Retired CFO and SVP Reid Hackney enjoys participating in outdoor activities. Reid Hackney’s preferred outdoor pastimes include bicycling and hiking.
The art of packing for a hike requires a delicate balance between weight and necessity. Carrying too much weight leads to fatigue, but taking too few items leads to unpreparedness.
Here are some of the most essential items to pack for a hike:
– A map, a compass, and a GPS unit are essential. While you may be tempted to take a GPS unit alone, you could easily lose it, or it could lose its charge.
– Extra food and water should always be a consideration. Hunger and thirst can kill. Always take a little more food and water than seem necessary.
– Safety items, such as matches, a flashlight, and a first-aid kit should be mainstays in any hiking pack. Sports outfitters carry prepackaged first-aid kits for hikers. A knife can also play an important role in safety and may be useful for cutting bandages and fishing out splinters.

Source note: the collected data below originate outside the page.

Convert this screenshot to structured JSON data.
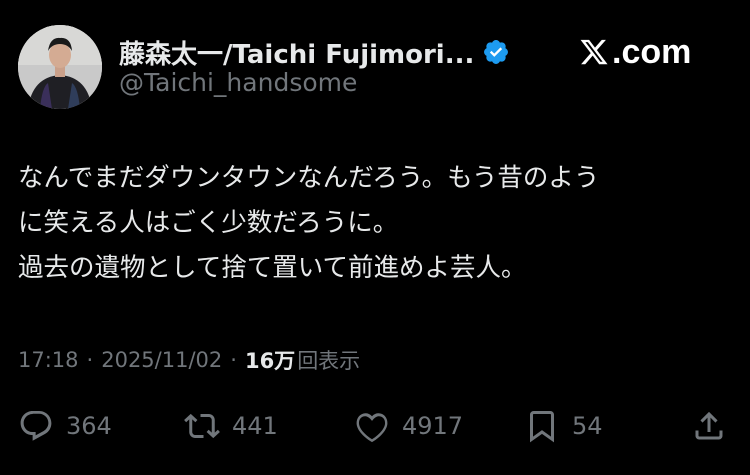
{
  "author": {
    "display_name": "藤森太一/Taichi Fujimori...",
    "handle": "@Taichi_handsome",
    "verified_color": "#1d9bf0",
    "avatar_icon": "person-photo"
  },
  "brand": {
    "label": ".com",
    "icon": "x-logo-icon"
  },
  "tweet": {
    "lines": [
      "なんでまだダウンタウンなんだろう。もう昔のよう",
      "に笑える人はごく少数だろうに。",
      "過去の遺物として捨て置いて前進めよ芸人。"
    ]
  },
  "meta": {
    "time": "17:18",
    "separator": "·",
    "date": "2025/11/02",
    "views_count": "16万",
    "views_label": "回表示"
  },
  "actions": {
    "replies": "364",
    "reposts": "441",
    "likes": "4917",
    "bookmarks": "54"
  },
  "colors": {
    "background": "#000000",
    "primary_text": "#e7e9ea",
    "secondary_text": "#71767b",
    "accent": "#1d9bf0"
  }
}
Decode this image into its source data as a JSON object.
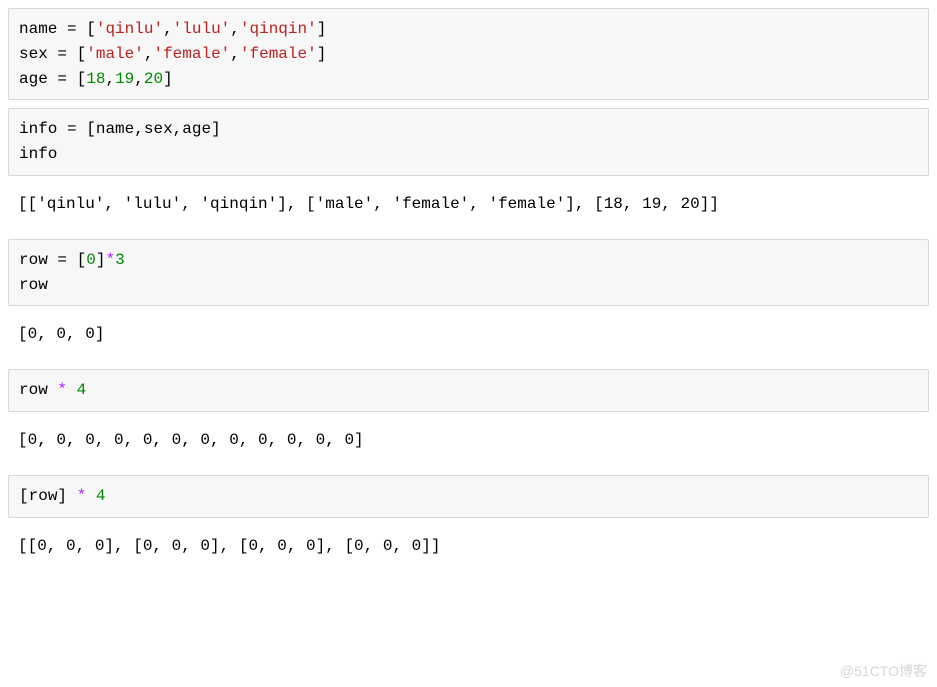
{
  "cells": [
    {
      "type": "code",
      "tokens": [
        {
          "t": "name",
          "c": "tok-var"
        },
        {
          "t": " ",
          "c": ""
        },
        {
          "t": "=",
          "c": "tok-op"
        },
        {
          "t": " ",
          "c": ""
        },
        {
          "t": "[",
          "c": "tok-br"
        },
        {
          "t": "'qinlu'",
          "c": "tok-str"
        },
        {
          "t": ",",
          "c": "tok-br"
        },
        {
          "t": "'lulu'",
          "c": "tok-str"
        },
        {
          "t": ",",
          "c": "tok-br"
        },
        {
          "t": "'qinqin'",
          "c": "tok-str"
        },
        {
          "t": "]",
          "c": "tok-br"
        },
        {
          "t": "\n",
          "c": ""
        },
        {
          "t": "sex",
          "c": "tok-var"
        },
        {
          "t": " ",
          "c": ""
        },
        {
          "t": "=",
          "c": "tok-op"
        },
        {
          "t": " ",
          "c": ""
        },
        {
          "t": "[",
          "c": "tok-br"
        },
        {
          "t": "'male'",
          "c": "tok-str"
        },
        {
          "t": ",",
          "c": "tok-br"
        },
        {
          "t": "'female'",
          "c": "tok-str"
        },
        {
          "t": ",",
          "c": "tok-br"
        },
        {
          "t": "'female'",
          "c": "tok-str"
        },
        {
          "t": "]",
          "c": "tok-br"
        },
        {
          "t": "\n",
          "c": ""
        },
        {
          "t": "age",
          "c": "tok-var"
        },
        {
          "t": " ",
          "c": ""
        },
        {
          "t": "=",
          "c": "tok-op"
        },
        {
          "t": " ",
          "c": ""
        },
        {
          "t": "[",
          "c": "tok-br"
        },
        {
          "t": "18",
          "c": "tok-num"
        },
        {
          "t": ",",
          "c": "tok-br"
        },
        {
          "t": "19",
          "c": "tok-num"
        },
        {
          "t": ",",
          "c": "tok-br"
        },
        {
          "t": "20",
          "c": "tok-num"
        },
        {
          "t": "]",
          "c": "tok-br"
        }
      ]
    },
    {
      "type": "code",
      "tokens": [
        {
          "t": "info",
          "c": "tok-var"
        },
        {
          "t": " ",
          "c": ""
        },
        {
          "t": "=",
          "c": "tok-op"
        },
        {
          "t": " ",
          "c": ""
        },
        {
          "t": "[",
          "c": "tok-br"
        },
        {
          "t": "name",
          "c": "tok-var"
        },
        {
          "t": ",",
          "c": "tok-br"
        },
        {
          "t": "sex",
          "c": "tok-var"
        },
        {
          "t": ",",
          "c": "tok-br"
        },
        {
          "t": "age",
          "c": "tok-var"
        },
        {
          "t": "]",
          "c": "tok-br"
        },
        {
          "t": "\n",
          "c": ""
        },
        {
          "t": "info",
          "c": "tok-var"
        }
      ]
    },
    {
      "type": "output",
      "text": "[['qinlu', 'lulu', 'qinqin'], ['male', 'female', 'female'], [18, 19, 20]]"
    },
    {
      "type": "code",
      "tokens": [
        {
          "t": "row",
          "c": "tok-var"
        },
        {
          "t": " ",
          "c": ""
        },
        {
          "t": "=",
          "c": "tok-op"
        },
        {
          "t": " ",
          "c": ""
        },
        {
          "t": "[",
          "c": "tok-br"
        },
        {
          "t": "0",
          "c": "tok-num"
        },
        {
          "t": "]",
          "c": "tok-br"
        },
        {
          "t": "*",
          "c": "tok-kw"
        },
        {
          "t": "3",
          "c": "tok-num"
        },
        {
          "t": "\n",
          "c": ""
        },
        {
          "t": "row",
          "c": "tok-var"
        }
      ]
    },
    {
      "type": "output",
      "text": "[0, 0, 0]"
    },
    {
      "type": "code",
      "tokens": [
        {
          "t": "row",
          "c": "tok-var"
        },
        {
          "t": " ",
          "c": ""
        },
        {
          "t": "*",
          "c": "tok-kw"
        },
        {
          "t": " ",
          "c": ""
        },
        {
          "t": "4",
          "c": "tok-num"
        }
      ]
    },
    {
      "type": "output",
      "text": "[0, 0, 0, 0, 0, 0, 0, 0, 0, 0, 0, 0]"
    },
    {
      "type": "code",
      "tokens": [
        {
          "t": "[",
          "c": "tok-br"
        },
        {
          "t": "row",
          "c": "tok-var"
        },
        {
          "t": "]",
          "c": "tok-br"
        },
        {
          "t": " ",
          "c": ""
        },
        {
          "t": "*",
          "c": "tok-kw"
        },
        {
          "t": " ",
          "c": ""
        },
        {
          "t": "4",
          "c": "tok-num"
        }
      ]
    },
    {
      "type": "output",
      "text": "[[0, 0, 0], [0, 0, 0], [0, 0, 0], [0, 0, 0]]"
    }
  ],
  "watermark": "@51CTO博客"
}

With a background as a retail executive, Reid Hackney oversaw a full range of accounting and financial functions spanning distribution, logistics, and imports while working with a major retail brand. Also an outdoors enthusiast, Reid Hackney enjoys activities such as hiking and cycling in his free time.
When taking a hiking or backpacking excursion that extends more than a couple hours, one of major factor that comes into play is the fit of the footwear. As a rule, hiking shoes require a certain amount of breaking in, given that they will be traversing often-rugged and -uneven terrain. Even a slightly off fit will be noticeable as the miles progress in the form of tender feet and blisters.
To break in a new pair of hiking shoes, wear them around the house and in everyday activities as much as possible. Wearing the same socks as you plan to hike in, take them on extended walks and test them out. In cases of “hot spots” forming, apply moleskin liberally to protect the feet from blisters.
After a period of time, a twofold process will occur of the feet adapting to the boot and the footwear adapting to the contours of the foot. In cases where a good fit simply does not develop, swap them for a better-fitting pair before a major hike.
Now retired, Reid Hackney is the former CFO and vice president of A’GACI, LLC, and former senior vice president of finance for Ascena Retail Group. An avid outdoorsman, Reid Hackney enjoys cycling around San Antonio, Texas.
Knee injuries are among the most common injuries plaguing cyclists. Typically caused by overuse, these types of injuries include medial plica syndrome, cyclist’s knee, and patella tendinitis. The best way to prevent such injuries is to maintain good knee placement throughout the duration of a ride or use shoe implants beneath the shoes. These types of injuries can also be avoided by slowly building up strength to reduce knee strain and pedaling in lower gears every once in awhile.
Hand and toes injuries are also frequent problems and can result in the hand or toes feeling numb or tingling. Numbness in the toes is generally caused by the nerves being compressed due to tight shoes or road vibration. It can be easily avoided by adjusting the shoes, keeping feet straight when on the pedal, and removing irregular seams pressing on the foot. Meanwhile, hand injuries can be avoided by keeping the wrist straight when riding and having a firm, but relaxed grip on the handlebars.
Finally, pain in the lower back or on the shoulders may be experienced by regular cyclists. Shoulder pain is generally linked to longer rides and comes about by putting too much weight on the hands or keeping the elbows straight. Flexing the elbow and moving weight to the body resolves these issues. In terms of lower back pain, cyclists may experience this if they ride for too long without a break or have a lot of stress on the spine. Ideally, the back should be kept straight and relaxed.